RADİKAL

Modern zaman çelişkisi

Amerikalı gazeteci ve yazar (evet yazar, çünkü 1994’te yayımlanmış ve köşe yazılarından oluşmayan bir de kitabı var: ‘Schoolgirls.’ Peggy Orenstein’ın son kitabı Flux (Akım) değişmekte olan dünyada iş, aşk ve günlük yaşamda kadının durumunu ele alıyor.

Orenstein 20-45 yaş arasında 200 kadın ve onların aileleriyle yaptığı yüz yüze konuşmalarla çağdaş kadının yaşadığı en büyük ikilemi açıklamaya çalışıyor.
Orenstein günümüz kadınının özellikle 20’li 30’lu yaşlarda iki zor seçenek arasında bocalamak durumunda olduğunu tespit etmiş: İyi bir kariyer yapmak ya da iyi bir aile kurmak.. Özellikle çocuk yapmak için çok beklemek zorunda kalmanın yarattığı korkunun da bu ikilemi daha da içinden çıkılmaz bir hale getirdiğini yazıyor.
Aslında bunu görebilmek için uzun uzun araştırmalar yapmamıza da gerek yok.

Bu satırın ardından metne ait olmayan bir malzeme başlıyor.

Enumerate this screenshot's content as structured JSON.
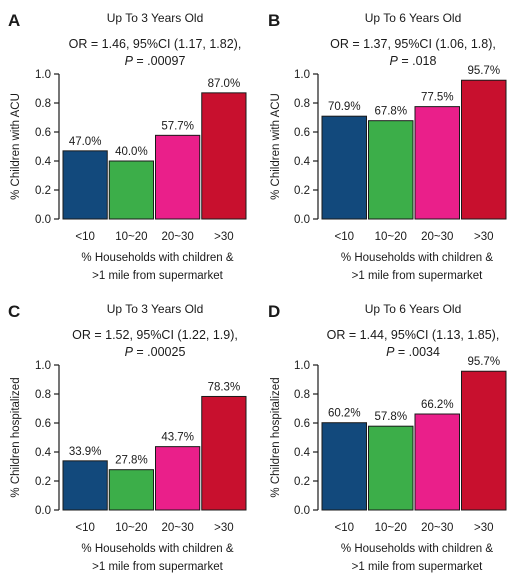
{
  "chart_data": [
    {
      "type": "bar",
      "panel": "A",
      "title": "Up To 3 Years Old",
      "stat_line1": "OR = 1.46, 95%CI (1.17, 1.82),",
      "stat_p": "P",
      "stat_line2_rest": " = .00097",
      "categories": [
        "<10",
        "10~20",
        "20~30",
        ">30"
      ],
      "values": [
        0.47,
        0.4,
        0.577,
        0.87
      ],
      "value_labels": [
        "47.0%",
        "40.0%",
        "57.7%",
        "87.0%"
      ],
      "colors": [
        "#12497c",
        "#3cae49",
        "#ea1f8a",
        "#c8102e"
      ],
      "ylabel": "% Children with ACU",
      "xlabel_line1": "% Households with children &",
      "xlabel_line2": ">1 mile from supermarket",
      "ylim": [
        0,
        1.0
      ],
      "yticks": [
        "0.0",
        "0.2",
        "0.4",
        "0.6",
        "0.8",
        "1.0"
      ]
    },
    {
      "type": "bar",
      "panel": "B",
      "title": "Up To 6 Years Old",
      "stat_line1": "OR = 1.37, 95%CI (1.06, 1.8),",
      "stat_p": "P",
      "stat_line2_rest": " = .018",
      "categories": [
        "<10",
        "10~20",
        "20~30",
        ">30"
      ],
      "values": [
        0.709,
        0.678,
        0.775,
        0.957
      ],
      "value_labels": [
        "70.9%",
        "67.8%",
        "77.5%",
        "95.7%"
      ],
      "colors": [
        "#12497c",
        "#3cae49",
        "#ea1f8a",
        "#c8102e"
      ],
      "ylabel": "% Children with ACU",
      "xlabel_line1": "% Households with children &",
      "xlabel_line2": ">1 mile from supermarket",
      "ylim": [
        0,
        1.0
      ],
      "yticks": [
        "0.0",
        "0.2",
        "0.4",
        "0.6",
        "0.8",
        "1.0"
      ]
    },
    {
      "type": "bar",
      "panel": "C",
      "title": "Up To 3 Years Old",
      "stat_line1": "OR = 1.52, 95%CI (1.22, 1.9),",
      "stat_p": "P",
      "stat_line2_rest": " = .00025",
      "categories": [
        "<10",
        "10~20",
        "20~30",
        ">30"
      ],
      "values": [
        0.339,
        0.278,
        0.437,
        0.783
      ],
      "value_labels": [
        "33.9%",
        "27.8%",
        "43.7%",
        "78.3%"
      ],
      "colors": [
        "#12497c",
        "#3cae49",
        "#ea1f8a",
        "#c8102e"
      ],
      "ylabel": "% Children hospitalized",
      "xlabel_line1": "% Households with children &",
      "xlabel_line2": ">1 mile from supermarket",
      "ylim": [
        0,
        1.0
      ],
      "yticks": [
        "0.0",
        "0.2",
        "0.4",
        "0.6",
        "0.8",
        "1.0"
      ]
    },
    {
      "type": "bar",
      "panel": "D",
      "title": "Up To 6 Years Old",
      "stat_line1": "OR = 1.44, 95%CI (1.13, 1.85),",
      "stat_p": "P",
      "stat_line2_rest": " = .0034",
      "categories": [
        "<10",
        "10~20",
        "20~30",
        ">30"
      ],
      "values": [
        0.602,
        0.578,
        0.662,
        0.957
      ],
      "value_labels": [
        "60.2%",
        "57.8%",
        "66.2%",
        "95.7%"
      ],
      "colors": [
        "#12497c",
        "#3cae49",
        "#ea1f8a",
        "#c8102e"
      ],
      "ylabel": "% Children hospitalized",
      "xlabel_line1": "% Households with children &",
      "xlabel_line2": ">1 mile from supermarket",
      "ylim": [
        0,
        1.0
      ],
      "yticks": [
        "0.0",
        "0.2",
        "0.4",
        "0.6",
        "0.8",
        "1.0"
      ]
    }
  ]
}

Çevremize biraz alıcı gözle baktığımızda bu ikilemin birçok kadın için hayatı ne kadar zorlaştırdığını kolayca görebilmek mümkün.
İyi bir eğitim gördükten sonra bir bankada çalışmaya başlayan bir genç kadın tanıyorum. Mesleğinde ilerlemeye başladığı günlerde bir seçim yapmak zorunda kaldı: Evlenmek, işinden ayrılıp İstanbul dışında bir kente yerleşmek ya da evlilikten vazgeçip işinde ilerlemeye devam etmek..
Kolayca tahmin edebileceğiniz gibi bir yandan çevrenin etkisiyle öte yandan kız çocuklarını yetiştirirken hepimizin yapmakta olduğu hataların bir sonucu olarak evliliği, işinden ayrılıp bir başka kente yerleşmeyi seçti. İlk yıllarda her şey istendiği gibiydi.. Yazın uzun tatiller, iki çocuk, akşam eve gelmesi heyecanla beklenen bir koca, yüksek bir yaşam standardı..
Yine hepimizin başına gelebilecek nedenlerle bir gün evliliğini bitirmek ve çocuklarıyla birlikte İstanbul’a geri dönmek zorunda kaldı. Artık eski işine dönemiyor, çünkü aradan geçen yıllar onunla birlikte yola çıkanların çok daha ileri noktalara kadar gelmesini sağladı. Öte yandan çalışmak ve iki çocuğunu tek başına büyütmek zorunda. Evlilik süresince edinilen malların eşit paylaşılması gibi bir olanak da ülkemizin yasal düzeni içinde yok. Önünde tek bir seçenek kalıyor: 10 yıl öncesine dönmek. Hatta 10 yıl önce bıraktığı yere de değil, ondan da dört yıl öncesine, işe ilk başladığı, yeni mezun olduğu güne dönmek..
Erkekler hayatlarının hiçbir döneminde böyle bir seçim yapmak zorunda kalmıyorlar. Bizler için hayatın sunabileceği her şey sanki düz bir çizginin üzerinde yer alıyor. Yapacağımız tek şey o çizgi üzerinde yürümek ve zamanı gelince çizginin üzerine yerleştirilmiş şeyleri toplamak: Okul, mezuniyet, işe girmek, askerlik, terfi, evlenmek, terfi, çocuklar, terfi… Böylece sürüp gidiyor. Eğer kendi başımıza bir sorun açmıyorsak (alkole bağlanmak, yapılan işten sıkılmak vs.) hiçbir şey bunu durduramıyor. Özel hayatımızda yapmak istediklerimize işimiz, işimizde yapmak istediklerimize özel hayatımız engel olamıyor.
Oysa kadınlar, örneğimizdeki gibi kent değiştirmek zorunda kalmasalar da hep seçim yapmak zorundalar: Evlilik ya da işe girmek.. Çocuk ya da kariyere devam etmek..
Bu aslında modern yaşamın ve kadının toplumda artan rolünün bir sonucu da aynı zamanda. Değişen dünyada kadın bir yandan erkeklerle eşit ya da eşite yakın koşullarla toplumsal hayata katılmayı başarırken bir yandan da geçmiş geleneklerin kendisine dayattığı ‘iyi anne, mükemmel eş, başarılı hizmetçi’ rolünü oynamak zorunda kalıyor.
Çözümü hiç de kolay olmayan bir modern zaman çelişkisi işte..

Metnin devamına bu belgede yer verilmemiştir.